At any rate, it got me thinking about the rates of Catholics who come and go in the Church. It was reported that this past Easter the Church in the U.S. received somewhere around 150,000 new Catholics. This is new adult Catholics and does not include all the baptisms throughout the year. This is amazing. Furthermore, this is and has been a regular trend over the past couple of decades.

So where are all these new Catholics? Well, it turns out that about half (that's right half) of the 150,000 new Catholics entering the faith on Easter Sunday leave by the end of the first year. After five years the number is something close to 75%. So really, of the 150,000 that enter every year, after five years just under 40,000 of them remain Catholic, that is attending Mass at least once a month...which is itself a huge problem since they are supposed to be attending every week...it's not optional.

As the ecclesial structures of the Church or, as a character in the 1944 film Keys of the Kingdom put it, as the "ecclesial mechanics" employed by the Church attempt to figure out the reason why things are so dismal, all sorts of keen programs are put into place.

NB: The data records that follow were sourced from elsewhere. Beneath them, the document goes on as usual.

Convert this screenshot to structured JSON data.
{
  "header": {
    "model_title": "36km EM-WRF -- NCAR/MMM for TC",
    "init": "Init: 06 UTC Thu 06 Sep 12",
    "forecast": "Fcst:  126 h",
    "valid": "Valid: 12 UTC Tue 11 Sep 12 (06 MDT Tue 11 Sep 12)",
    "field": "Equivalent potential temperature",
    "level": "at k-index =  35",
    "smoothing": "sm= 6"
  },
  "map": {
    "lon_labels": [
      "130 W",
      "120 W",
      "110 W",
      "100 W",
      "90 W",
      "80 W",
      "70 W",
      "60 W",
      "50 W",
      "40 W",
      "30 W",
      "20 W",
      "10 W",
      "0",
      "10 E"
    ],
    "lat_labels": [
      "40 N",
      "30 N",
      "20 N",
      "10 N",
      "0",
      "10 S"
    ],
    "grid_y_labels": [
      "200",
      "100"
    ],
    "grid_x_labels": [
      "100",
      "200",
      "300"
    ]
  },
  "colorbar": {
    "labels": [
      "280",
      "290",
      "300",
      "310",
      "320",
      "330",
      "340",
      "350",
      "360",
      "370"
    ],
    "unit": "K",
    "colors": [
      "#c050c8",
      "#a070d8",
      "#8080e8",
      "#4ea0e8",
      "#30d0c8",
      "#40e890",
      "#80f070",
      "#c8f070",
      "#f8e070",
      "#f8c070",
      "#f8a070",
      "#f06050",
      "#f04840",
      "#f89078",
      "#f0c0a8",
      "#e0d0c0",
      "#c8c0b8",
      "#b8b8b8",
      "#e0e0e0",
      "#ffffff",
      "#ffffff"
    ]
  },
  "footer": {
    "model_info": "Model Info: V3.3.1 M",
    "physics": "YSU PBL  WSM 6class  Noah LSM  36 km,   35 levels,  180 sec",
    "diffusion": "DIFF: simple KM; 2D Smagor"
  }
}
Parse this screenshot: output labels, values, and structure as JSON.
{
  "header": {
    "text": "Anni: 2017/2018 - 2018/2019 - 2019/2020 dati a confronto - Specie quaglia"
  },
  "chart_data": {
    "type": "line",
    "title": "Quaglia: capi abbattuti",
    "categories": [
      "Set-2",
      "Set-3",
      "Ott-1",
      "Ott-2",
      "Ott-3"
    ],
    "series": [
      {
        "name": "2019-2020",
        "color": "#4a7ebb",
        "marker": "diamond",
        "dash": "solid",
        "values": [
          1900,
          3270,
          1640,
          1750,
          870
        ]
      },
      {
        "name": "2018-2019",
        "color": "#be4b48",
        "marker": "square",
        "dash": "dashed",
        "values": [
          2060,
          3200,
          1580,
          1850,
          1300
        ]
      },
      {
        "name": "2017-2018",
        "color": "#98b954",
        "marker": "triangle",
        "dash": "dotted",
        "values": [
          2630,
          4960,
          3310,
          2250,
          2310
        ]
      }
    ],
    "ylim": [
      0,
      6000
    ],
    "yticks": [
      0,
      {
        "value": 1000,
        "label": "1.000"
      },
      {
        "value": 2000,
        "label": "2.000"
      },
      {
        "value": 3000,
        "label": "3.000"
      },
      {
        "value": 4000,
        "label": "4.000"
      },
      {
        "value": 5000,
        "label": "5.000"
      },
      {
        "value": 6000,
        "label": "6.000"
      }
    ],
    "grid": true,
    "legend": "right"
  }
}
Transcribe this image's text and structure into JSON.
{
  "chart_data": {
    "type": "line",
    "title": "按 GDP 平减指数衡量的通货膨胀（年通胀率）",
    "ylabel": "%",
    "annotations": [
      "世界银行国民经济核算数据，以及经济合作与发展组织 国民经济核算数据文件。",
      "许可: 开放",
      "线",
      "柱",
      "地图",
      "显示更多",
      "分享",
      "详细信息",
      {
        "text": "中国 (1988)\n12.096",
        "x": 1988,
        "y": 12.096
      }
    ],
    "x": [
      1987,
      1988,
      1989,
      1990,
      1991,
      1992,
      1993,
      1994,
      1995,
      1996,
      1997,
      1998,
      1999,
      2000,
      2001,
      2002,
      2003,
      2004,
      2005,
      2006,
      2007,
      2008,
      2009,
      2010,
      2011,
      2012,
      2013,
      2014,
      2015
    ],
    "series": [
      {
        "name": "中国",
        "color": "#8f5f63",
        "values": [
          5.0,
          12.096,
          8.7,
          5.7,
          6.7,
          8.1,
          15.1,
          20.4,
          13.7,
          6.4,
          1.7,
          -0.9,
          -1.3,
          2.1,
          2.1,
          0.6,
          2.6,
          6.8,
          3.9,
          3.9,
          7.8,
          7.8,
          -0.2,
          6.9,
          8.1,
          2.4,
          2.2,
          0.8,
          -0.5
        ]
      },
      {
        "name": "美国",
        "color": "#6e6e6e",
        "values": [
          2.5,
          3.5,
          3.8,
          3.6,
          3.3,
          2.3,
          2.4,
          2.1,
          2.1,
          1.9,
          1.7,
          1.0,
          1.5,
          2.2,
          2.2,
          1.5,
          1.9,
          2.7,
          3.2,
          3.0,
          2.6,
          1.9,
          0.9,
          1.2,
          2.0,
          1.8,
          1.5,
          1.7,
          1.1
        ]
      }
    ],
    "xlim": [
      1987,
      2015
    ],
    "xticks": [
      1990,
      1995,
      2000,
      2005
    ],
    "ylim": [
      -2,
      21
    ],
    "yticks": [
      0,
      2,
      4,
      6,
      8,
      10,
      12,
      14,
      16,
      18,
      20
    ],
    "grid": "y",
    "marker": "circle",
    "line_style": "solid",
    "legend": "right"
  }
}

The suggestions include greeters at the Church doors, more involvement in the liturgy (because of course you can't ever have enough EMHC's), saying hello to your neighbor in the pew just before Mass starts, or other things like making the music more contemporary, setting sacred texts to show tunes (I'm not joking), and on and on. Meanwhile, the Church is still bleeding numbers.

But I've never liked the numbers game. It's not about numbers.

So let's talk about those in the pew. How are they doing? What do they feel? Well, for starters, the vast majority of them don't know if they are even going to be in the pew on any given Sunday. The Real Presence is a foreign concept, and in the end apparently only something like 40% of "practicing" Catholics believe that there is a personal God, which means a God that actually has a care about our everyday lives.

The "ecclesial mechanics" might protest that the loss of Catholics or the disengagement of Catholics in the U.S. is due to the sex scandals, to rigid rules, to guilt complexes, to impossible moral standards, to doctrinal differences. But the Pew Research study that came out today notes that actually, the vast majority of Catholics or any religious people lose their participants because they just drift away. It is rarely some singular event like abuse or a harsh word from a priest or some other traumatic experience. In other words, in the blindingly affluent society in which we live, people just drift away from faith, from even needing anything more grounded than their relationships with their iPod.

This raises some serious problems for retention and evangelization. More on that later.